9. Return of materials

We generally do not take back delivered goods. If we should exceptionally decide to do so, all costs of the reverse transaction shall be borne by Buyer. We shall have the right to make a flat-rate charge for reverse transaction handling of 25 % of the value of the goods provided the goods are returned in perfect and unused condition. The return of goods made to Buyer’s specifications and goods procured to order shall in all cases be barred.

10. Place of performance / Legal venue / Applicable law

The place of performance for delivery is the place of dispatch. The place of performance for all other matters in connection with contract performance and the legal venue for both parties shall be Bochum. This also applies to legal actions relating to bills of exchange and cheques.

We shall have the right to bring action against Buyer at his general place of jurisdiction.

The law of the Federal Republic of Germany shall apply. The UN Convention on Contracts for the International Sale of Goods (CISG) shall not apply.
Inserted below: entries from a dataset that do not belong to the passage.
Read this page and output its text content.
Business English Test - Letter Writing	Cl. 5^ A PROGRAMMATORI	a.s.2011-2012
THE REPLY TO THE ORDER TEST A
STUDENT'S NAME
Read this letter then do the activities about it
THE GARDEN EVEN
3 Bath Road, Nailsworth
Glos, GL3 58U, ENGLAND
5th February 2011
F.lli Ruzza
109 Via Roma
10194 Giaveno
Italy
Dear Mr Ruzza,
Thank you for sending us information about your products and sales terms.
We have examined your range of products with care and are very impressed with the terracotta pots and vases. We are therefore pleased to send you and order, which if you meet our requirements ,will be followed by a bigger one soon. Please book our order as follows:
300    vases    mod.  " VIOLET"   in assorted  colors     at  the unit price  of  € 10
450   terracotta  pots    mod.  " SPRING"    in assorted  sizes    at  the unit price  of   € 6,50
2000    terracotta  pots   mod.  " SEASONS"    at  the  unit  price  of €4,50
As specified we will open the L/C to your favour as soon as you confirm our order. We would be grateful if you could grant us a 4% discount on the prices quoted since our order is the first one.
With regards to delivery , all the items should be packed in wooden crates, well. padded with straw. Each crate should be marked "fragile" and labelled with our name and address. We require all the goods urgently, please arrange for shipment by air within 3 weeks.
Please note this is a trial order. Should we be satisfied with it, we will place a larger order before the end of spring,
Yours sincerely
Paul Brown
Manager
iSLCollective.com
The foregoing shall also apply to all those who assume liability for Buyer’s obligations (e.g. purchasing associations).

11. Miscellaneous

Should any of the provisions of these General Terms and Conditions of Sale be or become wholly or partially invalid, the other provisions shall nevertheless remain in full force and effect and the parties undertake to agree a provision which most nearly allows the economic outcome intended by the sense and purpose of the invalid provision to be achieved.